Many who criticize Newt Gingrich have faulted what they call his “discipline” problem. Like many people with strong emotions, strong convictions, he tends to let you know what he feels when he is moved and what he thinks when a thought pops into his head.
More often than not leadership requires restraint. Sometimes, it’s the things not said which determine our ability to gain respect. We have all had those times when we would have done better to remain silent and not complain about some outrage we feel or some slight we have suffered. And that expression frequently compromises our ability to accomplish the task at hand. As we age, some of us learn to suffer some such slights in silence. Newt Gingrich, it appears, has not.
That is why he, at least according to Byron York, he is tumbling in the polls. It’s not much, York writes, the attack ads which have hurt the former Speaker, but his “reaction to the ads“:
Voters who once supported Gingrich but have now turned away from him say that his hot-tempered response to the ads, rather than the ads themselves, simply turned them off. “He’s got a temper,” said one Tea Party member at a Nashua coffeehouse Saturday morning. “I don’t want a guy with a temper with his finger on the button.” Other voters said Gingrich’s ill-tempered complaints about the ads distracted them from the former speaker’s message about jobs, the economy, and American renewal.
. . . .
As a political tactic, the brilliance of the Paul and Romney ads was that they provoked Gingrich to anger — and into hurting himself. That allowed Romney supporters to follow up by accusing Gingrich of being in a state of perpetual anger, and therefore unfit for the presidency.
(H/t Ed Driscoll on Instapundit.) Read the whole thing.
That said, despite Newt’s, um, well, erratic behavior on the campaign trail, many rank-and-file Republicans who do not back the Georgian for President (including yours truly) do acknowledge his accomplishments: “Voters here and in South Carolina still have great respect for Gingrich and what he has accomplished in his career; no rival can match him.”

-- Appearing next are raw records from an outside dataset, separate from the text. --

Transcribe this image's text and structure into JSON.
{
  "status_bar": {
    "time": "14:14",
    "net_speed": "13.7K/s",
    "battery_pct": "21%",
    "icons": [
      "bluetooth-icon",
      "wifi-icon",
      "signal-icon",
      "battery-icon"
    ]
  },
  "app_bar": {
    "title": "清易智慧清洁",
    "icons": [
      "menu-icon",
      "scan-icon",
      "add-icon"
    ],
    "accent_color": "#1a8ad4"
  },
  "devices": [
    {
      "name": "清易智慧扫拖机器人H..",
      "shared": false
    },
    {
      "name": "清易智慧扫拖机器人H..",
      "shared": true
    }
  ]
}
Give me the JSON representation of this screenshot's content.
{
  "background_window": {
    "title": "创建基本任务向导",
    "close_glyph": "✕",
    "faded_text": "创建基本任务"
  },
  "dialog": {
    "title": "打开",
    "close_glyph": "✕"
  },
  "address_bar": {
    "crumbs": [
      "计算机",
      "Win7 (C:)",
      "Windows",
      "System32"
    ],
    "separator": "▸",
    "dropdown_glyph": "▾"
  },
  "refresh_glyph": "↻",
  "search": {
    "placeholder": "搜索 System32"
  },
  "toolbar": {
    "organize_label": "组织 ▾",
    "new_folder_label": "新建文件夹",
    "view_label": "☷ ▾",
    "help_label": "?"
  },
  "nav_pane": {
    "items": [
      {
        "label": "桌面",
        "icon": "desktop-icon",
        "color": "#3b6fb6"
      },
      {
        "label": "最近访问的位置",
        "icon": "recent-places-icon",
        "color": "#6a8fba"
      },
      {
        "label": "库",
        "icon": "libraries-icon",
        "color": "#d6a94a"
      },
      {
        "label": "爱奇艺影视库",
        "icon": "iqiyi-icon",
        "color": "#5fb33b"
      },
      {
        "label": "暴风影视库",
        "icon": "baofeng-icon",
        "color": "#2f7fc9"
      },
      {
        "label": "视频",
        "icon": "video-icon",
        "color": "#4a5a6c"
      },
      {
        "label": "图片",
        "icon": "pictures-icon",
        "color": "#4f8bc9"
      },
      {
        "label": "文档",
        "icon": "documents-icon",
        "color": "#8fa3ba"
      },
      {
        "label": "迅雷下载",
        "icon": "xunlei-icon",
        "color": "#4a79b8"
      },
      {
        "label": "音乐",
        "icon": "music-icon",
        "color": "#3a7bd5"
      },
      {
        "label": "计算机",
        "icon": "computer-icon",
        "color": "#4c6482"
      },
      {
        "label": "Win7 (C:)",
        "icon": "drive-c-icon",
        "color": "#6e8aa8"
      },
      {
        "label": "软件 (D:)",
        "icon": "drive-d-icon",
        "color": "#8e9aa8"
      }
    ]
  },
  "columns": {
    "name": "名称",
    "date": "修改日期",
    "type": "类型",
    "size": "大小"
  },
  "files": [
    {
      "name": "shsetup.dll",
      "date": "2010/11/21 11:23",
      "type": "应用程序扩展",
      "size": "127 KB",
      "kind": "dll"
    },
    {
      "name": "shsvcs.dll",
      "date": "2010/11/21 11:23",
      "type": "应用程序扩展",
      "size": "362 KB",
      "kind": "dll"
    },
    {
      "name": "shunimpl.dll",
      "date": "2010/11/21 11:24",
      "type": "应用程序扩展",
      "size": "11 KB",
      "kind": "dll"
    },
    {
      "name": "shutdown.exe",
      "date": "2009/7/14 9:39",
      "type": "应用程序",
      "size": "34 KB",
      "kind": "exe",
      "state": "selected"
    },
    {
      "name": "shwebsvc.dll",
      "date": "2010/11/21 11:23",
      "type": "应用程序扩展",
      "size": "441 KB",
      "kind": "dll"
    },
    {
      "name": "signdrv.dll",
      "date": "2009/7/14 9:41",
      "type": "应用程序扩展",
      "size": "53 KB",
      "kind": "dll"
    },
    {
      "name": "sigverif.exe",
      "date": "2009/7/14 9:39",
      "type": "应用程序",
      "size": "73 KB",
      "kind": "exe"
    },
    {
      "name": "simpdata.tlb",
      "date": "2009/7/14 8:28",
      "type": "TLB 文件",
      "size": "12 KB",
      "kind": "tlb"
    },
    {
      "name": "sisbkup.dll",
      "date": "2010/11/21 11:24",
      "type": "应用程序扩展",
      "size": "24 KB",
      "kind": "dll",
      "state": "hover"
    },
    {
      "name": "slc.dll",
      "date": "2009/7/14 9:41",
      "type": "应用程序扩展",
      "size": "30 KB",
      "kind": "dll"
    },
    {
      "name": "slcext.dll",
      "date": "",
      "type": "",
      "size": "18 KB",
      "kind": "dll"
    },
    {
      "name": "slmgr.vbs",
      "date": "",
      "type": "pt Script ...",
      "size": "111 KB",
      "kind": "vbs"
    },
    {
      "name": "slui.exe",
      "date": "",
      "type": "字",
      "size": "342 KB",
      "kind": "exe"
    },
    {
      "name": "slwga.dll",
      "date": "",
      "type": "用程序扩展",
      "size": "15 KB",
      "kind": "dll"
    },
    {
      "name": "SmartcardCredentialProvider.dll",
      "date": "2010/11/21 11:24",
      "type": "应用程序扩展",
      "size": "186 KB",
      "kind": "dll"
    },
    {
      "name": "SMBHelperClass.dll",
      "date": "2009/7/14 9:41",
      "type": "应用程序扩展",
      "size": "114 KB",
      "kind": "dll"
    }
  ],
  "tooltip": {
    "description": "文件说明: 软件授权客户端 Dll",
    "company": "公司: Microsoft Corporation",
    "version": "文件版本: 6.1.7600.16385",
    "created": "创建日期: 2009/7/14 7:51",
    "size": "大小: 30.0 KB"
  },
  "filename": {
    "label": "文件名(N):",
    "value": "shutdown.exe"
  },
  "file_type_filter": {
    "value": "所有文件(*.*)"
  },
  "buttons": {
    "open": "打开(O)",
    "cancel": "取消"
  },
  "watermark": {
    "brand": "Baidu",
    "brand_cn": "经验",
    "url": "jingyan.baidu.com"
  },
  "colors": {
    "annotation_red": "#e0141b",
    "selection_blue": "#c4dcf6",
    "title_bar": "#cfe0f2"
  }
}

Sometimes silence (even when we suffer inside) can make us appear strong. To borrow an expression from Alan Parsons, “Though it’s getting harder to take what they say/Just let it go, just let it go“. If Newt just let it go, he might today find himself in a two-way race for the Republican nomination, running slightly ahead of or just even with the man he dubs the Massachusetts moderate.
FROM THE COMMENTS: Geena quips, “If Newt could suffer in silence, he would have remained Speaker of the House up until 2006…or longer”. Indeed.